By Whitney Young
Our Social Security system is a federal income-security program established as part of President FDR’s New Deal in 1935. The benefits received under this program are funded by the payroll taxes paid by current workers. Said payroll taxes are deducted from each worker’s paycheck as FICA and Medicare tax, which operate on a 15.3% tax split among employers and employees. Social Security operates in three different capacities: retirement, survivor benefits, and disability. To qualify for Social Security retirement benefits, workers must have worked at least 40 consecutive or non-consecutive quarters, making at least $1,200 per quarter.
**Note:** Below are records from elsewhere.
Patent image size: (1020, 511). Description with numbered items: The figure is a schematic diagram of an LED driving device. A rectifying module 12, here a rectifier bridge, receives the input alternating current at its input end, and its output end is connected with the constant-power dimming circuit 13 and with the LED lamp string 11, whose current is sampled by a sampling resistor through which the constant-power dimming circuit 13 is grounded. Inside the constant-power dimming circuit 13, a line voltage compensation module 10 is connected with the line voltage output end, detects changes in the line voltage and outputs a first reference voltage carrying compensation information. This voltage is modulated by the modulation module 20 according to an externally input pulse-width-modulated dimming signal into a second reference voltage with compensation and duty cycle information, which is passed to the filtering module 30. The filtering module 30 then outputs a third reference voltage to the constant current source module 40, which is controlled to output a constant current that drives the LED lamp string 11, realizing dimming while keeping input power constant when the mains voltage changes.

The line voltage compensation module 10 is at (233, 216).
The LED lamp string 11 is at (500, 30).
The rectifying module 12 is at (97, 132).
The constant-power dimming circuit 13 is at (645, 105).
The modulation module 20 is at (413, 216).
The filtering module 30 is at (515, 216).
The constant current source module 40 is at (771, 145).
The retirement program provides lifetime income to qualified workers once they have reached retirement age. Eligible workers may apply for an abridged amount of benefits at 62 and begin receiving their full amount at 67. The amount a worker receives depends on his income while working. Survivor benefits are available to the spouse of a deceased, qualified worker and his children under the age of 18, paid to the children’s custodian. To disabled workers, lifetime income is available through the Social Security disability program. However, you must apply soon after you become disabled, or your claim may expire. Additionally, you must meet specific criteria under the Social Security Listings of Impairments regarding your ailment/diagnosis.
All of these benefits must be applied for at your local Social Security Administration office.
If you are fortunate enough to be determined eligible for benefits, and begin receiving the same, your benefits may be subject to federal income tax. Generally, those who are taxed federally receive income from multiple sources, rather than solely from Social Security.
If you apply for benefits and are denied, Social Security has an appeals process, to provide you a second (sometimes third or fourth) chance at receiving benefits. This process is available to those applying for retirement and/or disability benefits. After the initial denial, you can request a reconsideration at your local office. At the reconsideration level, an adjudicative team employed by the Social Security Administration will review your initial application and any new evidence submitted with your request for reconsideration, and you will either be approved for benefits or denied. If you are again denied, this is the time when you should seek representation by an attorney experienced in representing workers in the Social Security appeals process. A Social Security attorney will be able to guide you through the appeals process, and help you determine whether you qualify for benefits pursuant to Social Security law. The next step requires you to file a request for hearing before an administrative law judge. Getting a hearing can take between 12 and 18 months. At the hearing, you will have an opportunity to present new evidence and testify before the administrative law judge regarding your current ailments and how they prohibit you from working. Afterwards, you will receive a decision from the judge either approving you for benefits based on a finding that you are entitled by law to the same, or denying your claim. If you are approved for benefits, the judge may award a lump sum payment of back benefits, plus future monthly benefits. If you are again denied, there are two more steps that will allow you another chance for benefits: (1) first, appeal to the Appeals Council, and if denied again, (2) file a claim in federal court. Again, if you get this far in the appeals process, you should seek the assistance of an experienced social security attorney.